Penekanan pada pendekatan digital dan kolaboratif berarti kawasan ini memiliki potensi besar untuk beradaptasi dengan perubahan zaman, selama ekosistem pendukungnya dibentuk secara serius.

Tulisan-tulisan pada bagian akhir buku memperluas cakupan tema, di antaranya bagaimana lembaga berbasis nilai seperti pesantren dan komunitas keagamaan turut berperan dalam memperkuat ketahanan sosial.

Gerakan Sosial

Semua gagasan tersebut tidak hadir secara menggurui, tetapi tersaji dengan narasi yang disusun penuh empati beserta kepercayaan terhadap kemampuan masyarakat lokal. Penulis mengajak pembaca untuk melihat pembangunan sebagai proses birokratis, juga memahaminya sebagai gerakan sosial.

Menjadi Surakartan ditulis dengan gaya bahasa yang mengalir, namun padat makna. Gagasan-gagasan yang ditawarkan bersandar pada kenyataan lokal yang ada. Tuturnya tidak kaku, sehingga dapat dikembangkan percakapan-percakapan baru tentang pembangunan kawasan berbasis identitas.

Bagi pembaca yang berkecimpung dalam bidang kebijakan publik, pengembangan wilayah, atau kerja-kerja kolaboratif lintas kabupaten, baik itu kepala daerah maupun akademisi, buku setebal 132 halaman ini menyajikan banyak ide yang dapat diadaptasi, terutama bagaimana menata ulang hubungan antarwilayah yang lebih visioner.
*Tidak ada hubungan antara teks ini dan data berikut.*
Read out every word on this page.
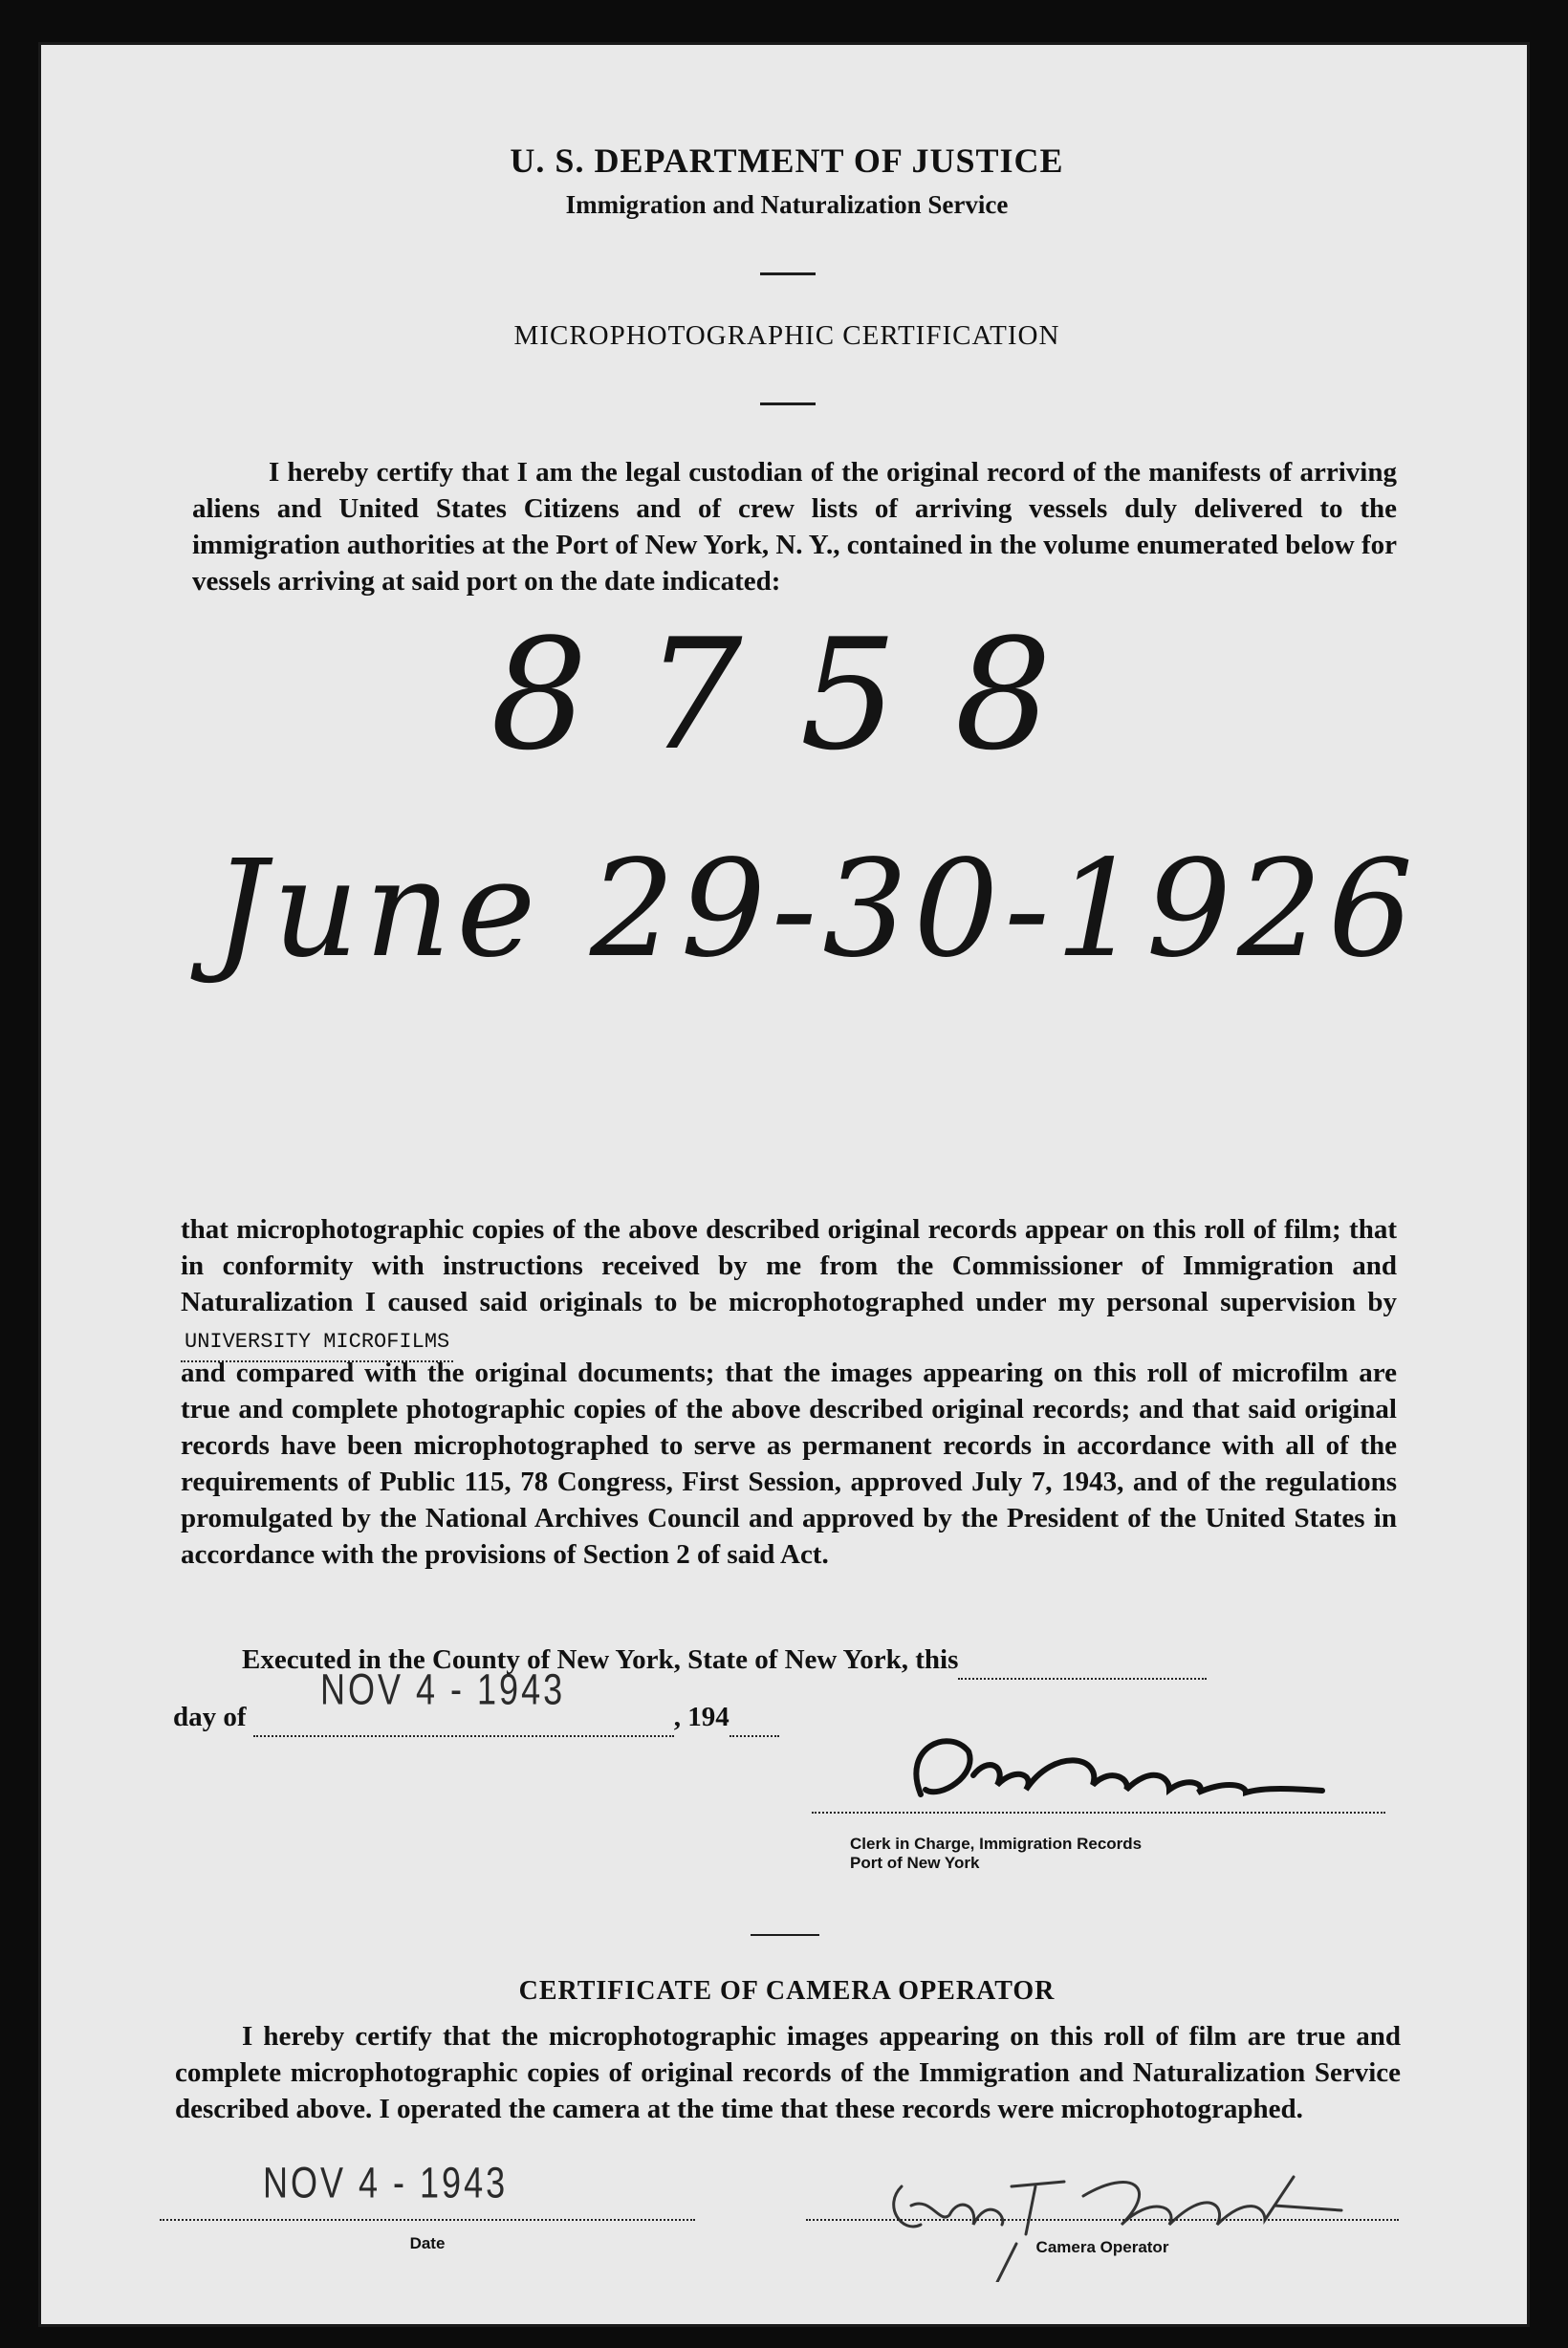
U. S. DEPARTMENT OF JUSTICE
Immigration and Naturalization Service
MICROPHOTOGRAPHIC CERTIFICATION

I hereby certify that I am the legal custodian of the original record of the manifests of arriving aliens and United States Citizens and of crew lists of arriving vessels duly delivered to the immigration authorities at the Port of New York, N. Y., contained in the volume enumerated below for vessels arriving at said port on the date indicated:

8758
June 29-30-1926
that microphotographic copies of the above described original records appear on this roll of film; that in conformity with instructions received by me from the Commissioner of Immigration and Naturalization I caused said originals to be microphotographed under my personal supervision by UNIVERSITY MICROFILMS

and compared with the original documents; that the images appearing on this roll of microfilm are true and complete photographic copies of the above described original records; and that said original records have been microphotographed to serve as permanent records in accordance with all of the requirements of Public 115, 78 Congress, First Session, approved July 7, 1943, and of the regulations promulgated by the National Archives Council and approved by the President of the United States in accordance with the provisions of Section 2 of said Act.

Executed in the County of New York, State of New York, this
day of	, 194
NOV 4 - 1943

Clerk in Charge, Immigration Records
Port of New York
CERTIFICATE OF CAMERA OPERATOR

I hereby certify that the microphotographic images appearing on this roll of film are true and complete microphotographic copies of original records of the Immigration and Naturalization Service described above. I operated the camera at the time that these records were microphotographed.

NOV 4 - 1943

Date
	Camera Operator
Sementara bagi masyarakat umum, Menjadi Surakartan adalah panggilan untuk kembali mengenali jati diri dan ambil bagian dalam upaya membangun masa depan bersama.

Di tengah tekanan global dan disrupsi sosial-ekonomi, masa depan Indonesia akan sangat ditentukan oleh kemampuannya menyulam kekuatan lokal menjadi jaringan kolektif yang kokoh. Hal inilah yang berusaha disuarakan oleh buku Menjadi Surakatan.

Bahwa kunci dari pembangunan nasional bukan terletak di pusat, tetapi di daerah-daerah yang mampu bekerja sama dan saling mendukung. Menjadi Surakartan adalah ‘menjadi Indonesia’ dengan keberanian untuk menata masa depan bersama.